I’ve learned through sponsorship that “the unexpected and uncontrollable” is going to happen to all of us, and that each time it does, we can try to control it. This is what fear tells us to do, even though we know from Step One2 that control is an illusion. When we respond with fear, our opportunities for living shrink. We try to manage the world by making our own world smaller. We can choose not to swim so we won’t drown, but that means we’ll never go swimming.
“The other real choice we have when we experience the unexpected and uncontrollable,” (my sponsor again), “is to be honest, have courage, and be available for life.” One of my favorite lines from Harold and Maude is when (spoiler alert) Harold says to a dying Maude that she simply can’t die because he’ll have no life without her. “I love you,” he pleads, “I love you.” Maude tells him, “Oh, Harold, that’s wonderful. Go and love some more.” (1:25:43)3 If you have not watched this film stop everything and go do so.
Since entering recovery, I can still attempt to control the people, places and things around me. This is why I pray I will keep practicing the program for the rest of my life. Preventing a relapse remains a critical reason I still attend meetings, including LAP support groups. But my main reason for attending now is that I want to keep learning how to live. A life influenced by fear is not happy, joyous, or free. I want to keep improving as a person. I want to internalize the program so completely that I feel, not think, my way to the right choice and right action. I don’t want to be someone who can’t drink; I want to be someone who doesn’t drink.
Even though I believe there is no “other shoe,” I can still behave as though it’s still above my head. Though it happens much less-often than it used to, I can still act like someone in full-blown active addiction, even though I’m not using any drugs. There have also been times, when I’ve followed the program pretty well and been rewarded with serenity.
I had a dog who, before my daughter came along, I loved more than anything I have ever loved in my life. When she was eleven, she was diagnosed with cancer. She lost a leg, and the vet said she might live another six months without chemotherapy, and perhaps nine months with the treatment. My wife and I decided not to put her through it. Based on my behaviors before I got into recovery, my reaction would have been to think “you’re dying, this is awful, I don’t want you to die” every time I looked at my dog, and to take enough drugs to numb every feeling I had out of existence. Instead, I told myself I’d enjoy the good days with her, and deal with the bad days when they came, not before. And that’s what I did. I had never reacted this way to anything before. Step Three4 kicked in without me even realizing it. I had the choice to spend every day fearing when the other shoe would drop. I am eternally grateful the program led me to choose differently, because my dog and I lived happily for another three years.
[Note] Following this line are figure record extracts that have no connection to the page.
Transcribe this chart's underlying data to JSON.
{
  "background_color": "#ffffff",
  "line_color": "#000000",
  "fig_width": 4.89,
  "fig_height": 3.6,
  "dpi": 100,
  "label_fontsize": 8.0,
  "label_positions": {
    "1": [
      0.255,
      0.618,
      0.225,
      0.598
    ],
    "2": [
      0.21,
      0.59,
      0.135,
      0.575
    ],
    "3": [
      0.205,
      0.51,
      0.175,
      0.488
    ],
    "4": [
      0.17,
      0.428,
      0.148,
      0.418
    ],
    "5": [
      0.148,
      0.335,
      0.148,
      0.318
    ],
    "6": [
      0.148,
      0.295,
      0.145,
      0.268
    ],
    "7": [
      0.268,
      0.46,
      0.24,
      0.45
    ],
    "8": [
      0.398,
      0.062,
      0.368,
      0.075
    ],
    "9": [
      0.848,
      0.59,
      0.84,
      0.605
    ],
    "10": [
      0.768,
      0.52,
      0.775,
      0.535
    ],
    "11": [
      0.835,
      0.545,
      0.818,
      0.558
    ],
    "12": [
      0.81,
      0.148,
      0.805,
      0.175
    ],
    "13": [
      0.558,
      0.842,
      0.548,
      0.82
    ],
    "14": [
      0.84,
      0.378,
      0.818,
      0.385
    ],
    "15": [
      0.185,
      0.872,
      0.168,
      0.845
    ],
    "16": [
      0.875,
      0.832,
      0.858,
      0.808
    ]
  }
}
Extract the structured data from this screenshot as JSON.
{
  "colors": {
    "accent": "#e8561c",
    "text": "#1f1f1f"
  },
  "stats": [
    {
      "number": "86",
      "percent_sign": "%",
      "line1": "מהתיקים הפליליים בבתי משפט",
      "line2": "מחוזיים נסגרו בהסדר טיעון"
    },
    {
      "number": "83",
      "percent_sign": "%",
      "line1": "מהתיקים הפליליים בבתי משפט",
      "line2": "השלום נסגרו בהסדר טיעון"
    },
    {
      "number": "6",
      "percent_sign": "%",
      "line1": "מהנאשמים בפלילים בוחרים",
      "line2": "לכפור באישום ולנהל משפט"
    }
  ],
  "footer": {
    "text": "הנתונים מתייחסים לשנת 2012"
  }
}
1 “We made a searching and fearless moral inventory of ourselves.” Narcotics Anonymous (1982). Sun Valley, CA: C.A.R.E.N.A. Publishing Company, p. 18
2 “We admitted we were powerless over our addiction, that our lives had become unmanageable.” Id.
3 Ashby, Hal (Director). (1971). Harold and Maude [Film] Mildred Lewis and John Higgins Productions.
4 “We made a decision to turn our will and our lives over to the care of God as we understood Him.” Id.